流光見面就將情況簡單說明白。
其實就是北方近期確實好長時間不下雨,但僅僅部分地區原本就缺水所以才會導致顆粒無收,其他地方尚未那么嚴重。
只是那位新官為了立功,將事態強調地嚴重些上報了。
但又說他尚可控。
想著到時候天災沒那么嚴重他還能賺一個小功勞。
那是他安撫民心得當,處理事情可靠,所以與平民共度難關。
他折子也會寫,只是夸大未來還沒發生的可能會發生的事情。
萬一被人說他故意往大了些,他也說是自己太關心太著急才會往嚴重了寫,凡事都有謹慎做好最壞的準備。
總之算盤打得挺好。
可他沒料到這消息走漏風聲,平民百姓只知道官大人是個厲害人物,說什么他們自然信什么,加上流言的可怕。
你加一句我添一句,過段時間北方要鬧大旱災的消息就傳遍了。
這下人們怎么坐得住。
他們知道旱災是多可怕的事情,再加上確實很久沒下雨了,水也越來越少,北方地區本就缺水,姑娘出生到出嫁那日才洗過一次澡的人也大有人在,但連人喝水都不能滿足那怎么辦?所以只能趁著還有點水趕緊裝上點逃命去了。
結果一小部分十分艱難的地方不得不遷移,卻引爆后邊沒那么嚴重的地區的恐慌,所以才造成大規模的遷移。
其實原本沒那么嚴重,雖然今年炎熱雨水少,但靠近南方這邊的地區也沒到喝不上水的地步,頂多糧食少收或絕收,還能讓上邊調糧食過來救災就行。
結果因為那一個官員的無腦,引發后邊的一系列災難。
多少人因此在路上沒命的。
這期間也有一部分人心的問題,有人慫恿說南邊地肥雨水豐厚,從來都不需要頂著黃沙還整天擔心會干旱,所以逃吧,大家都逃吧,逃到南方扎根就子子孫孫都不用再害怕了。
有對大旱災的害怕也有想著以后過點好日子這才造成大遷移。
據說流光所說后邊還有大批難民開始啟程,上邊已經將那闖禍的城官壓進大牢里邊看管起來等候審判。
那新官還是某個大官的獨一個嫡兒子,據說是想在一個平庸的地方做個三年官就能順利回京當個什么閑職的結果給捅出簍子來了,連帶著他爹如今也被牽連上了。
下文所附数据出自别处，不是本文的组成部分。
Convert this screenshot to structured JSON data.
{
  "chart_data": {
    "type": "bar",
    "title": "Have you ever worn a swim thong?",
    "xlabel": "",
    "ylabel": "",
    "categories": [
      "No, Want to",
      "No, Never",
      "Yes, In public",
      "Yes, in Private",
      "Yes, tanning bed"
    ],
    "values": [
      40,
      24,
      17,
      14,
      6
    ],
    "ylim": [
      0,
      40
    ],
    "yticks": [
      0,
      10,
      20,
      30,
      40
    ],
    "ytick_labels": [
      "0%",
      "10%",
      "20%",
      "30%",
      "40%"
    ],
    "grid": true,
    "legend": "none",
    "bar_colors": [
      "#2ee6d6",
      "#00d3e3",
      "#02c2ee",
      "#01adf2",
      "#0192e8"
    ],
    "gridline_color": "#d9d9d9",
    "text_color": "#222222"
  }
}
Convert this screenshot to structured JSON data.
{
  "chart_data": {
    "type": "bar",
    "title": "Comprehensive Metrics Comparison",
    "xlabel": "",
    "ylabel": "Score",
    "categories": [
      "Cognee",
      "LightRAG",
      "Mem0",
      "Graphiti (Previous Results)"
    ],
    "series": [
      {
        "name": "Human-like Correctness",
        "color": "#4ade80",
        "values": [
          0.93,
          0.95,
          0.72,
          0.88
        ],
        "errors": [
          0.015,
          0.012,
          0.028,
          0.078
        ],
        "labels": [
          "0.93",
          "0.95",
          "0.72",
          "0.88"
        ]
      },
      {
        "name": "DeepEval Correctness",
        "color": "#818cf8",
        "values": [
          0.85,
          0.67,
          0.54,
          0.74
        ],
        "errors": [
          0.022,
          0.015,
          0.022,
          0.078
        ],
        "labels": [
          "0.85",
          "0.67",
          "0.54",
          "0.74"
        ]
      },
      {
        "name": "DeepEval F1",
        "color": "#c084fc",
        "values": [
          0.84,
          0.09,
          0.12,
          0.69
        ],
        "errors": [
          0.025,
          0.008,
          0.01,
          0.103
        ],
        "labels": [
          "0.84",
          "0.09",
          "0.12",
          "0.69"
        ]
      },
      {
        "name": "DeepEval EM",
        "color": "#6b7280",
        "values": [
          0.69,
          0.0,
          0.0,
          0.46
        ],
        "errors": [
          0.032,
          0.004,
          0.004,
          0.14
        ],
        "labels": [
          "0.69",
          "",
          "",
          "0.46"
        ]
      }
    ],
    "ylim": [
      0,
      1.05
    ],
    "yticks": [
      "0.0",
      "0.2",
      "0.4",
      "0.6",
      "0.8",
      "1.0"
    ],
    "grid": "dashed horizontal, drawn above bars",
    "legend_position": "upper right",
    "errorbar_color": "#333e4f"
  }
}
元滿只能說這人當真是坑爹啊,不過養個這種無腦的兒子也敢放個職位給他,想必他爹不可能沒留后手。
肯定是有安排人看著他兒子順順利利度過三年的。
如今做出這么無腦的事情,想必不是明面那么簡單的事情。
官場里邊的彎彎道道多著呢。
元滿直咋舌,想想還是多發展一下自家小弟的其他愛好為妙。
官場也太危險了。
周煜讓流光過來也是怕元家分不清那些亂七八糟的流言。
所以直接將可靠的消息告訴他們,心里有底就不害怕了。
聽完后不說元滿,溫氏和劉氏也明白過來了,事情雖然亂但還沒到最嚴重的地步,上頭已經派人過去安撫民心了,不然大規模的暴動也會連累南方這邊。
沿江鎮反應也快,第一時間就將難民安排妥當了。
只是突然涌多了這么多人有點猝不及防罷了,如今也還能控制,就是擔心某些被洗腦的人,聽信憑什么都是人南邊的人卻過的比北邊容易輕松的話,所以一直在鬧。
北邊那也是如此,能不能勸住還得看后來管理的官員能力如何。
流光將事情說完,然后再讓倆小廝將一些稀罕的瓜果還有日用品往下搬,有更多的鹽也有點心什么的。
元滿連忙婉拒,說能給他們帶來消息就已經很感謝了,哪里還能拿這些東西,而且也太多了,卻被流光說不只是周煜的份,還有一些其他東西是施靈跟花承恩捎來的。
只是近期有點亂,施靈忙著管理自個的生意,花承恩爹娘擔心他這性子以后也會惹禍,已經嚴加看管起來了。
準備好好磨磨他。
元滿聽見想起那小子肉乎乎的臉上苦哈哈的表情就想笑。
流光還給他們捎話過來了,周煜說讓她安心收下,花承恩說她做的鹵鵝很香很好吃,讓她下回情況穩定了再去找他玩,他要帶她嘗嘗他家鵝的做法。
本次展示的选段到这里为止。